Hillary should have won and Weiner shouldn't face the consequences. The whole thing was a conspiracy to interfere with the election.
The legal filing is utterly bizarre. Which is exactly what you would expect from the product of a political movement that exists in its own reality. But it's also pitched to an audience of Dems that has been made receptive to these conspiracy theories.
The court filing included letters from Weiner and his estranged wife, Hillary Clinton aide Huma Abedin, who appeared with him in state court earlier in the day at a divorce proceeding.

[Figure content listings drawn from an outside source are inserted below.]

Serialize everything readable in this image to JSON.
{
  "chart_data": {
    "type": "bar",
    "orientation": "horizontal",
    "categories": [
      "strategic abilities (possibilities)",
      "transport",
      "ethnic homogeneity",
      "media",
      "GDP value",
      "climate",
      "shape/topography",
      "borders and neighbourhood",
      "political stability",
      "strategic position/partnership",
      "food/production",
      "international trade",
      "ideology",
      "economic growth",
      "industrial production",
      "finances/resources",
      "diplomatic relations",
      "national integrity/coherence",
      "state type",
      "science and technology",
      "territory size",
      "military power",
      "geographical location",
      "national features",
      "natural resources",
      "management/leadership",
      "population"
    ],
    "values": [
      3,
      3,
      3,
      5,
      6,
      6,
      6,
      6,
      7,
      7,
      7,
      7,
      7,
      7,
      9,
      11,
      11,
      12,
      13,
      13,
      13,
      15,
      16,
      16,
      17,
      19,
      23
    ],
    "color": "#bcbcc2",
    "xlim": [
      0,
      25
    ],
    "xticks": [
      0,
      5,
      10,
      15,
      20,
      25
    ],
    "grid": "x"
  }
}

Hours earlier, Weiner and Abedin appeared briefly before a judge in their divorce case. They sat side by side and chatted casually while their lawyers met with state Supreme Court Justice Michael L. Katz.
Stand by your man.
"He responded to the victim's request for sexually explicit messages not because she was a teenager but in spite of it," the lawyers said.
That's a very Clintonesque defense.
The 15-year-old girl first told DailyMail.com about her online affair with Weiner last September. She described how he asked her to dress up in school girl outfits and participate in 'rape fantasies.'
Meanwhile his lawyer wants to be a novelist.
'This crime is a product of a sickness,' the memo read. 'No one can dispute that Anthony's operatic self-destruction, of which the instant case has been but the final act, was born of deep sickness.'
This sentence was born out of the frustrations of a failed writer.